Only in your mind, kiddo. Maybe if you stuck to hunting down al-Qaeda and refrained from invading and occupying a sovereign nation, we would have caught the spineless morons who were behind 9/11.

"The fact that we're discussing this program is helping the enemy. ... We're at war, and we must protect America's secrets," Bush said during a hour long news conference. He offered assurance to the public that "I am doing what you expect me to do, which is to safeguard civil liberties and at the same time protect the United States of America."

We violate your civil liberties to safeguard them. We protect war by censoring you. Next up: George Bush set up a Ministry of Love.  We may as well set up a Ministry of Logic, considering the woeful lack of it in the right's "arguments" these days.

You know, I'm getting bone tired of the yapping dogs who take what he says as gospel truth and questions nothing. How much more obvious does it have to be that this man and his lackeys are un-American? They don't give a whit about freedom, civil liberties, or preventing terrorism. If they did, they wouldn't be so eager to give our enemies recruitment fodder in Iraq.

And for once, can we just drop the "if you do this, the terrorists win" drek? I get pissy when people insult my intelligence, and it's pretty obvious this has nothing to do with terrorists. Peace activists are th targets of survelliance, and are considered to be a threat (Via Kevin Drum and Jeff here at Preemptive Karma).

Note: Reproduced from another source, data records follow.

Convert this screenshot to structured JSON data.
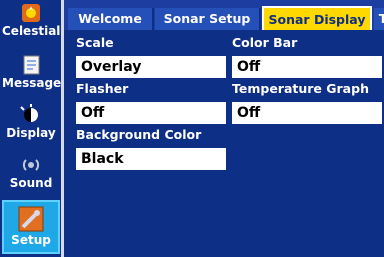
{
  "sidebar": {
    "items": [
      {
        "label": "Celestial",
        "icon": "celestial-icon"
      },
      {
        "label": "Message",
        "icon": "message-icon"
      },
      {
        "label": "Display",
        "icon": "display-icon"
      },
      {
        "label": "Sound",
        "icon": "sound-icon"
      },
      {
        "label": "Setup",
        "icon": "setup-icon",
        "active": true
      }
    ]
  },
  "tabs": [
    {
      "label": "Welcome"
    },
    {
      "label": "Sonar Setup"
    },
    {
      "label": "Sonar Display",
      "active": true
    },
    {
      "label": "T"
    }
  ],
  "fields": {
    "scale": {
      "label": "Scale",
      "value": "Overlay"
    },
    "color_bar": {
      "label": "Color Bar",
      "value": "Off"
    },
    "flasher": {
      "label": "Flasher",
      "value": "Off"
    },
    "temperature_graph": {
      "label": "Temperature Graph",
      "value": "Off"
    },
    "background_color": {
      "label": "Background Color",
      "value": "Black"
    }
  },
  "colors": {
    "background": "#0e2f86",
    "tab_active": "#ffd800",
    "sidebar_active": "#1ea8e8"
  }
}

A year ago, at a Quaker Meeting House in Lake Worth, Fla., a small group of activists met to plan a protest of military recruiting at local high schools. What they didn't know was that their meeting had come to the attention of the U.S. military.

A secret 400-page Defense Department document obtained by NBC News lists the Lake Worth meeting as a "threat" and one of more than 1,500 "suspicious incidents" across the country over a recent 10-month period.

Quick! Bar the door, hide the children and pets! The peaceniks are coming! Those Quakers are nothing but trouble.  They'll stop the military from scooping up cannon fodder from giving good American citizens the opportunity to serve their country.

But if you criticize the war, the terrorists win. So you're probably a terrorist and should expect to be stalked.